All sectors posted positive returns during the quarter, but dispersion between the best and worst performers was notable. The energy sector led the way, more than doubling the S&P 500 Index return. The price of crude oil rose modestly amid renewed turmoil in Iraq. Financials and consumer discretionary stocks lagged, which is slightly unusual in a positive market environment given their pro-cyclical nature.
The strong economic and corporate backdrop supports higher stock prices but increased valuations have tempered our expectations. The S&P 500 Index trades at 16.7x next year’s consensus earnings estimates, which is slightly above the 25-year median (16.0x). The Index trades at 2.6x book value, which is in line with the 25-year median. The portfolio, however, trades at 11x our estimate of normal earnings and 1.5x book value, which represents a considerable discount to the market. While higher price-to-earnings levels suggest equity prices may be getting ahead of earnings, interest rates remain near historic lows and the risk premium to own equities versus bonds is still quite compelling.
ATTRIBUTION: 2Q 2014
The Hotchkis & Wiley Large Cap Fundamental Value portfolio (gross and net of management fees) underperformed the Russell 1000 Value Index during the second quarter of 2014. Stock selection in technology was the largest performance detractor for the quarter.

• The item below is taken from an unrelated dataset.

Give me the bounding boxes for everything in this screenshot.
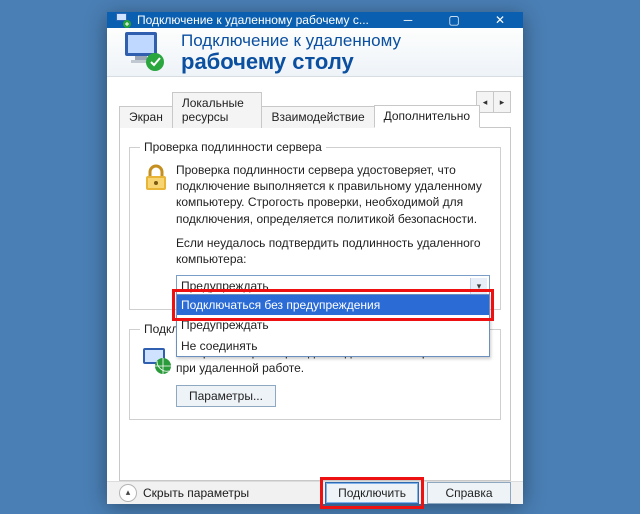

Oracle lagged after reporting results slightly below consensus estimates, though our investment thesis remains fully intact. Stock selection in telecommunications also detracted from performance, as our lone position (Vodafone) lagged the market. Vodafone reported modest results and a disappointing outlook due to elevated capital expenditures. Vodafone, Bank of America, and Target were the largest individual performance detractors. Positive stock selection in healthcare, energy, and utilities contributed to performance during the quarter. Royal Dutch Shell, NRG Energy, and American International Group were the largest individual performance contributors.